Fixing up Scanned PDFs

Contents

  1. Requirements
  2. Steps
    1. Convert Scanned PDF(s) to Images
    2. Make It Pretty
    3. Recognize Text

1. Requirements

Install the following tools:

imagemagick
pdfsandwich
scantailor

You probably already have imagemagick.

Say you have a scanned PDF file scan.pdf. Move it to a new directory and go to that directory.

2. Steps

Assume we have one or more PDFs in a directory /path/to/scan/.

2.1. Convert Scanned PDF(s) to Images

First we must get some images from the scanned PDF.

Option 1: pdfimages. Try running:

ls -U | grep -a -e '\.[Pp][Dd][Ff]$' | \
while read -r f
do
  g=$(printf '%s' "$f" | sed -e 's/\.[^.]*$//')
  pdfimages "$f" "$g"
done

The output images are in .pbm or .ppm format, depending on if they have color or not.
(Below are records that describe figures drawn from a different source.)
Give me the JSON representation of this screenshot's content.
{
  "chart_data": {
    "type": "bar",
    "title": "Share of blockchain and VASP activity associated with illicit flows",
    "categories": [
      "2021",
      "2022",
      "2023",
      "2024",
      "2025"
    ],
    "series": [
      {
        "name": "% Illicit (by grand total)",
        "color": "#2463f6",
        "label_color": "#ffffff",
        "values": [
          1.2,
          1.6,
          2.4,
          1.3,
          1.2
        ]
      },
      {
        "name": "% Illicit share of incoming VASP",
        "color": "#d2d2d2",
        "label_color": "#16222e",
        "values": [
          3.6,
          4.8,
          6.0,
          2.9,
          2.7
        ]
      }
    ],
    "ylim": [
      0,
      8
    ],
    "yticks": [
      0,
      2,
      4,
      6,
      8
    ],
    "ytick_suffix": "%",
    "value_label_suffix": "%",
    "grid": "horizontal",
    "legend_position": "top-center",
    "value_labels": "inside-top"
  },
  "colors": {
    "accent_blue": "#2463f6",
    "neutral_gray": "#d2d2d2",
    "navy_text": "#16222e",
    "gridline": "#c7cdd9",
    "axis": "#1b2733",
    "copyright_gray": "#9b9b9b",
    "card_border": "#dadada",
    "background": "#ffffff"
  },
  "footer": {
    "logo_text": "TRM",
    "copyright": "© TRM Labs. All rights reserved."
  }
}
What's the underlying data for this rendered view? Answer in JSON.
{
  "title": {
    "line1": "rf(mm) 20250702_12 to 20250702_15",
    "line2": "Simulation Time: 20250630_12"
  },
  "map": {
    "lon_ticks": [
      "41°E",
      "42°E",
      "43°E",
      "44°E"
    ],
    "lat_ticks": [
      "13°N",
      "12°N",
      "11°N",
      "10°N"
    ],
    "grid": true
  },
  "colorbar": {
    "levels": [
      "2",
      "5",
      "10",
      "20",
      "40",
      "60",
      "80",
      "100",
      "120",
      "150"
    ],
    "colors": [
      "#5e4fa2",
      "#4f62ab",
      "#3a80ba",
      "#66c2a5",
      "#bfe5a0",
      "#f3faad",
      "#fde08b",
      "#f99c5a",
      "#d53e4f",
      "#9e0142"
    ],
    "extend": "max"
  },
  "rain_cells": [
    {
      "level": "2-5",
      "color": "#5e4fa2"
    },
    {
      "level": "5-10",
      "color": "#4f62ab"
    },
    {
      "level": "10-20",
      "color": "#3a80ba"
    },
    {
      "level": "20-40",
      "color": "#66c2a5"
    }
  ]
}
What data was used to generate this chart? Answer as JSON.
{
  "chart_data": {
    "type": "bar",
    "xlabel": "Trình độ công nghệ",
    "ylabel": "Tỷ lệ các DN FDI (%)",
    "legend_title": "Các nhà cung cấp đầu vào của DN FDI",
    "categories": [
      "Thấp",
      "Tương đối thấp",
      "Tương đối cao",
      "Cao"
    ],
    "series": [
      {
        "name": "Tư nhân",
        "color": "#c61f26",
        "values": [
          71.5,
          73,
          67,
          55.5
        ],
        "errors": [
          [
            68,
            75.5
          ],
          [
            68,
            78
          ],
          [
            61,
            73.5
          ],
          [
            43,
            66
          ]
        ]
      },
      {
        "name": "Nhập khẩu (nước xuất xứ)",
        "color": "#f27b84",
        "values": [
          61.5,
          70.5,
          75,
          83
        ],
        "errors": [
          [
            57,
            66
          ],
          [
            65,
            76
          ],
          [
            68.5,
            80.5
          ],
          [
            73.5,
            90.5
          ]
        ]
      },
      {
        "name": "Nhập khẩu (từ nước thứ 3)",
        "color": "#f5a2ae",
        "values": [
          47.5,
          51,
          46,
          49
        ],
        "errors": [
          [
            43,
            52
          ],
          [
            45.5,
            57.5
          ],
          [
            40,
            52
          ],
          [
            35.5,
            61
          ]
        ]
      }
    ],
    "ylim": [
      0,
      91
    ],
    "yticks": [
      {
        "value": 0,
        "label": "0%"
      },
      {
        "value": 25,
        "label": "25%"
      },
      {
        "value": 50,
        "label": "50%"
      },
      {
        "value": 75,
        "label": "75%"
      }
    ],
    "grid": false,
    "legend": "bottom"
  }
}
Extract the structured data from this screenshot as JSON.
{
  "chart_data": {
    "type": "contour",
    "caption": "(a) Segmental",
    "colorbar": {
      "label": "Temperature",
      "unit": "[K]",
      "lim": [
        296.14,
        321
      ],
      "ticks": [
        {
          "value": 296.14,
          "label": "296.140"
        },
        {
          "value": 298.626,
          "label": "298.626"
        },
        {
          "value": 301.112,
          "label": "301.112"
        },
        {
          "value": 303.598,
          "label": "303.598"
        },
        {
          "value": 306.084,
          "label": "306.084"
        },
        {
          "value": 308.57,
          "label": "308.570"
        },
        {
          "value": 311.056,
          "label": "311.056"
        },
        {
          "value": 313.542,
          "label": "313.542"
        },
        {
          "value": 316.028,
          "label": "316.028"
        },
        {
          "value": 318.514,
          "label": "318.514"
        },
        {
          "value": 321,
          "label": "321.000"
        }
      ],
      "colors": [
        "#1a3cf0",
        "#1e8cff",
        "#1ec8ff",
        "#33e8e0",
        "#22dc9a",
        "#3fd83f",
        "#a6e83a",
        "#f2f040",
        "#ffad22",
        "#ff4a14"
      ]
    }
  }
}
Take a look at these images, if they are not 1 image per page, then you'll have to do option 2.

The tool we use in the next step does not recognize Netpbm formats, so convert the images to .png files.

ls -U | grep -a -e '\.p[bp]m$' | \
while read -r f
do
  g=$(printf '%s' "$f" | sed -e 's/\.[^.]*$//')
  pnmtopng "$f" > "$g".png
done

Option 2: imagemagick. This option takes a longer time and will not correlate exactly with the original scan.

ls -U | grep -a -e '\.[Pp][Dd][Ff]$' | \
while read -r f
do
  g=$(printf '%s' "$f" | sed -e 's/\.[^.]*$//')
  convert -density 400 "$f" "$g".png
done

2.2. Make It Pretty

Run scantailor and create a new project in the directory with all of the .png files. Let the output directory be out/. This tool lets you reorient the pages, split them, make text darker, etc. It is very helpful for file size and OCR.

After fixing up the formatting and exporting, stitch together the output images into all.pdf.

{ ls -v out/*.tif ; echo all.tif ; } | xargs -d '\n' tiffcp
tiff2pdf -o all.pdf -u m -p "letter" -F all.tif

You can also specify a title and author for the PDF using the -t and -a flags respectively.

2.3. Recognize Text

Here we use the pdfsandwich tool to do OCR. This runs tesseract in the background using multiple processes if available. Just run the following command to make a (hopefully) text-searchable final.pdf.

pdfsandwich -o final.pdf all.pdf